It’s the end of autism awareness month and this video is pretty good.
Points I’ve been thinking about for the past two weeks:
- Masking fatigue is real and even people who love you might never understand how you can mask in total panic or anxiety because you look like you’re fine or enjoying yourself. Your body language reads differently to a neurotypical person.
- People attribute your affect and behavior to personality flaws that are just built in autistic features you cannot escape, but you mask them very well.
- Non-autistic people can spot autistic people within seconds. They might not know we’re autistic, but they know something is weird and they’d prefer not to interact with it. There are behavioral studies to back this up.
The real question is: if our traits are categorized as a mental disorder, and our behaviors are off-putting enough to keep us from entering the workforce or staying in it in a consistent and meaningful way, why is there no disability assistance for the overwhelming majority of autistic adults who are chronically unemployed by virtue of their autism? I’m talking money but also social workers and non-profits to help us navigate systems.
We don’t get to define ourselves, even though we’re the experts on autism. And the people who have defined us did it in such a fundamentally confusing and ignorant way that we can’t avail ourselves of self-help or government assistance. Self-declaration as autistic in the workforce is still dangerous.

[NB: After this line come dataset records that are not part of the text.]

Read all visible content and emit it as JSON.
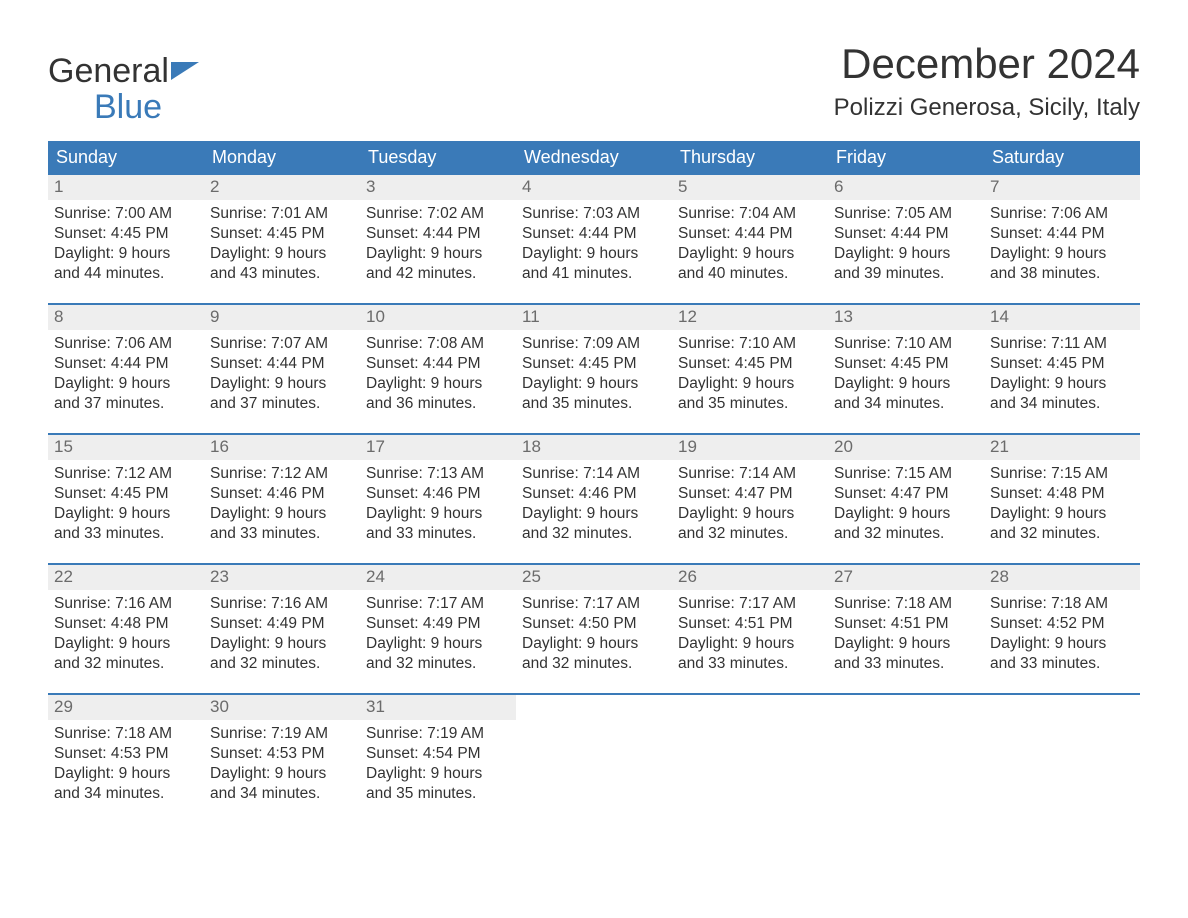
{
  "brand": {
    "line1": "General",
    "line2": "Blue"
  },
  "title": "December 2024",
  "location": "Polizzi Generosa, Sicily, Italy",
  "colors": {
    "header_bg": "#3a7ab8",
    "header_text": "#ffffff",
    "daynum_bg": "#eeeeee",
    "daynum_text": "#6b6b6b",
    "body_text": "#333333",
    "week_border": "#3a7ab8",
    "page_bg": "#ffffff",
    "logo_accent": "#3a7ab8"
  },
  "weekdays": [
    "Sunday",
    "Monday",
    "Tuesday",
    "Wednesday",
    "Thursday",
    "Friday",
    "Saturday"
  ],
  "labels": {
    "sunrise": "Sunrise:",
    "sunset": "Sunset:",
    "daylight_prefix": "Daylight:"
  },
  "weeks": [
    [
      {
        "num": "1",
        "sunrise": "7:00 AM",
        "sunset": "4:45 PM",
        "daylight": "9 hours and 44 minutes."
      },
      {
        "num": "2",
        "sunrise": "7:01 AM",
        "sunset": "4:45 PM",
        "daylight": "9 hours and 43 minutes."
      },
      {
        "num": "3",
        "sunrise": "7:02 AM",
        "sunset": "4:44 PM",
        "daylight": "9 hours and 42 minutes."
      },
      {
        "num": "4",
        "sunrise": "7:03 AM",
        "sunset": "4:44 PM",
        "daylight": "9 hours and 41 minutes."
      },
      {
        "num": "5",
        "sunrise": "7:04 AM",
        "sunset": "4:44 PM",
        "daylight": "9 hours and 40 minutes."
      },
      {
        "num": "6",
        "sunrise": "7:05 AM",
        "sunset": "4:44 PM",
        "daylight": "9 hours and 39 minutes."
      },
      {
        "num": "7",
        "sunrise": "7:06 AM",
        "sunset": "4:44 PM",
        "daylight": "9 hours and 38 minutes."
      }
    ],
    [
      {
        "num": "8",
        "sunrise": "7:06 AM",
        "sunset": "4:44 PM",
        "daylight": "9 hours and 37 minutes."
      },
      {
        "num": "9",
        "sunrise": "7:07 AM",
        "sunset": "4:44 PM",
        "daylight": "9 hours and 37 minutes."
      },
      {
        "num": "10",
        "sunrise": "7:08 AM",
        "sunset": "4:44 PM",
        "daylight": "9 hours and 36 minutes."
      },
      {
        "num": "11",
        "sunrise": "7:09 AM",
        "sunset": "4:45 PM",
        "daylight": "9 hours and 35 minutes."
      },
      {
        "num": "12",
        "sunrise": "7:10 AM",
        "sunset": "4:45 PM",
        "daylight": "9 hours and 35 minutes."
      },
      {
        "num": "13",
        "sunrise": "7:10 AM",
        "sunset": "4:45 PM",
        "daylight": "9 hours and 34 minutes."
      },
      {
        "num": "14",
        "sunrise": "7:11 AM",
        "sunset": "4:45 PM",
        "daylight": "9 hours and 34 minutes."
      }
    ],
    [
      {
        "num": "15",
        "sunrise": "7:12 AM",
        "sunset": "4:45 PM",
        "daylight": "9 hours and 33 minutes."
      },
      {
        "num": "16",
        "sunrise": "7:12 AM",
        "sunset": "4:46 PM",
        "daylight": "9 hours and 33 minutes."
      },
      {
        "num": "17",
        "sunrise": "7:13 AM",
        "sunset": "4:46 PM",
        "daylight": "9 hours and 33 minutes."
      },
      {
        "num": "18",
        "sunrise": "7:14 AM",
        "sunset": "4:46 PM",
        "daylight": "9 hours and 32 minutes."
      },
      {
        "num": "19",
        "sunrise": "7:14 AM",
        "sunset": "4:47 PM",
        "daylight": "9 hours and 32 minutes."
      },
      {
        "num": "20",
        "sunrise": "7:15 AM",
        "sunset": "4:47 PM",
        "daylight": "9 hours and 32 minutes."
      },
      {
        "num": "21",
        "sunrise": "7:15 AM",
        "sunset": "4:48 PM",
        "daylight": "9 hours and 32 minutes."
      }
    ],
    [
      {
        "num": "22",
        "sunrise": "7:16 AM",
        "sunset": "4:48 PM",
        "daylight": "9 hours and 32 minutes."
      },
      {
        "num": "23",
        "sunrise": "7:16 AM",
        "sunset": "4:49 PM",
        "daylight": "9 hours and 32 minutes."
      },
      {
        "num": "24",
        "sunrise": "7:17 AM",
        "sunset": "4:49 PM",
        "daylight": "9 hours and 32 minutes."
      },
      {
        "num": "25",
        "sunrise": "7:17 AM",
        "sunset": "4:50 PM",
        "daylight": "9 hours and 32 minutes."
      },
      {
        "num": "26",
        "sunrise": "7:17 AM",
        "sunset": "4:51 PM",
        "daylight": "9 hours and 33 minutes."
      },
      {
        "num": "27",
        "sunrise": "7:18 AM",
        "sunset": "4:51 PM",
        "daylight": "9 hours and 33 minutes."
      },
      {
        "num": "28",
        "sunrise": "7:18 AM",
        "sunset": "4:52 PM",
        "daylight": "9 hours and 33 minutes."
      }
    ],
    [
      {
        "num": "29",
        "sunrise": "7:18 AM",
        "sunset": "4:53 PM",
        "daylight": "9 hours and 34 minutes."
      },
      {
        "num": "30",
        "sunrise": "7:19 AM",
        "sunset": "4:53 PM",
        "daylight": "9 hours and 34 minutes."
      },
      {
        "num": "31",
        "sunrise": "7:19 AM",
        "sunset": "4:54 PM",
        "daylight": "9 hours and 35 minutes."
      },
      {
        "empty": true
      },
      {
        "empty": true
      },
      {
        "empty": true
      },
      {
        "empty": true
      }
    ]
  ]
}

The work assistance that is out there for autistic adults is superficial and condescending. I got an email this month from an organization that claims to help autistic people get hired titled “How to take charge of your job search.” It offered tips like:
“Taking care of your well-being during the job search is also essential. We encourage you to schedule time for activities that rejuvenate you, such as exercising, painting, gardening, and anything that brings you joy. To put your best foot forward at every stage of the search, you need to feel your best too.”

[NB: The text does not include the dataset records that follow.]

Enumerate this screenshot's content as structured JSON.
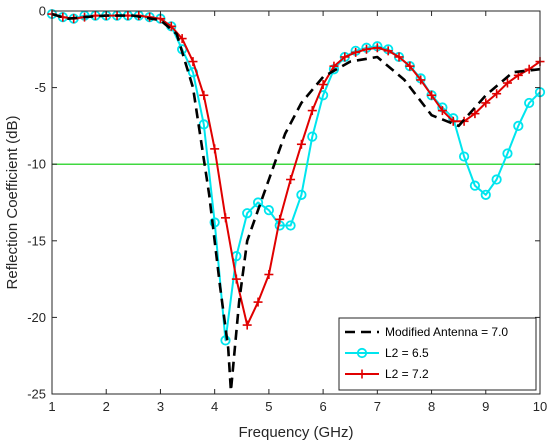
{
  "chart_data": {
    "type": "line",
    "xlabel": "Frequency  (GHz)",
    "ylabel": "Reflection Coefficient  (dB)",
    "xlim": [
      1,
      10
    ],
    "ylim": [
      -25,
      0
    ],
    "xticks": [
      1,
      2,
      3,
      4,
      5,
      6,
      7,
      8,
      9,
      10
    ],
    "yticks": [
      0,
      -5,
      -10,
      -15,
      -20,
      -25
    ],
    "grid": false,
    "legend_position": "bottom-right",
    "reference_line": {
      "y": -10,
      "color": "#00cc00"
    },
    "series": [
      {
        "name": "Modified Antenna = 7.0",
        "color": "#000000",
        "style": "dashed",
        "marker": "none",
        "x": [
          1.0,
          1.3,
          1.6,
          2.0,
          2.5,
          3.0,
          3.3,
          3.6,
          3.9,
          4.1,
          4.25,
          4.3,
          4.45,
          4.6,
          4.8,
          5.0,
          5.3,
          5.6,
          6.0,
          6.5,
          7.0,
          7.5,
          8.0,
          8.5,
          9.0,
          9.5,
          10.0
        ],
        "y": [
          -0.2,
          -0.5,
          -0.4,
          -0.3,
          -0.3,
          -0.6,
          -1.5,
          -5.0,
          -12.0,
          -18.0,
          -22.0,
          -24.8,
          -19.0,
          -15.0,
          -13.0,
          -11.0,
          -8.0,
          -6.0,
          -4.3,
          -3.3,
          -3.0,
          -4.5,
          -6.8,
          -7.5,
          -5.5,
          -4.0,
          -3.8
        ]
      },
      {
        "name": "L2 = 6.5",
        "color": "#00e5ee",
        "style": "solid",
        "marker": "circle",
        "x": [
          1.0,
          1.2,
          1.4,
          1.6,
          1.8,
          2.0,
          2.2,
          2.4,
          2.6,
          2.8,
          3.0,
          3.2,
          3.4,
          3.6,
          3.8,
          4.0,
          4.2,
          4.4,
          4.6,
          4.8,
          5.0,
          5.2,
          5.4,
          5.6,
          5.8,
          6.0,
          6.2,
          6.4,
          6.6,
          6.8,
          7.0,
          7.2,
          7.4,
          7.6,
          7.8,
          8.0,
          8.2,
          8.4,
          8.6,
          8.8,
          9.0,
          9.2,
          9.4,
          9.6,
          9.8,
          10.0
        ],
        "y": [
          -0.2,
          -0.4,
          -0.5,
          -0.3,
          -0.3,
          -0.3,
          -0.3,
          -0.3,
          -0.3,
          -0.4,
          -0.5,
          -1.0,
          -2.5,
          -4.0,
          -7.4,
          -13.8,
          -21.5,
          -16.0,
          -13.2,
          -12.5,
          -13.0,
          -14.0,
          -14.0,
          -12.0,
          -8.2,
          -5.5,
          -3.8,
          -3.0,
          -2.6,
          -2.4,
          -2.3,
          -2.5,
          -3.0,
          -3.6,
          -4.4,
          -5.5,
          -6.3,
          -7.0,
          -9.5,
          -11.4,
          -12.0,
          -11.0,
          -9.3,
          -7.5,
          -6.0,
          -5.3
        ]
      },
      {
        "name": "L2 = 7.2",
        "color": "#e00000",
        "style": "solid",
        "marker": "plus",
        "x": [
          1.0,
          1.2,
          1.4,
          1.6,
          1.8,
          2.0,
          2.2,
          2.4,
          2.6,
          2.8,
          3.0,
          3.2,
          3.4,
          3.6,
          3.8,
          4.0,
          4.2,
          4.4,
          4.6,
          4.8,
          5.0,
          5.2,
          5.4,
          5.6,
          5.8,
          6.0,
          6.2,
          6.4,
          6.6,
          6.8,
          7.0,
          7.2,
          7.4,
          7.6,
          7.8,
          8.0,
          8.2,
          8.4,
          8.6,
          8.8,
          9.0,
          9.2,
          9.4,
          9.6,
          9.8,
          10.0
        ],
        "y": [
          -0.2,
          -0.4,
          -0.5,
          -0.4,
          -0.3,
          -0.3,
          -0.3,
          -0.3,
          -0.3,
          -0.4,
          -0.5,
          -1.0,
          -1.8,
          -3.3,
          -5.5,
          -9.0,
          -13.5,
          -17.5,
          -20.5,
          -19.0,
          -17.2,
          -13.6,
          -11.0,
          -8.7,
          -6.5,
          -4.8,
          -3.6,
          -3.0,
          -2.7,
          -2.5,
          -2.4,
          -2.6,
          -3.0,
          -3.6,
          -4.5,
          -5.5,
          -6.5,
          -7.2,
          -7.2,
          -6.7,
          -6.0,
          -5.4,
          -4.7,
          -4.2,
          -3.8,
          -3.3
        ]
      }
    ]
  }
}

This, to an autistic person, is the equivalent of telling bread-starved French peasants to eat cake instead.
Now that I’ve seen DEIA close up as a speaker and a participant in conferences, I can say with some authority that the advocates out there are so burdened trying to explain what autism is and isn’t that we lose the attention of HR people who just want implementable solution bullet lists. Instead of meaningful institutional change or dollars put towards alternative channels for employment (that aren’t tech based), autistic advocates get smothered in gratitude and declarations that “you’re so strong and we still have so much to learn.”
The stakes are these: autistic people are more likely to live in poverty, more likely to have chronic illness and complex PTSD, and we have shorter lifespans. Our house is on fire and we get offered affirmations by hiring institutions, disability advocacy organizations, and well-meaning allistics. There is a burgeoning industry of people profiting from “autism awareness” who have no intention of fundamentally changing our outcomes. Autism Speaks is the worst, but only the first among many.
There are real solutions. But they are systemic and detailed and not based in patching holes in existing infrastructure but envisioning a new paradigm that includes us fundamentally instead of tangentially or superficially.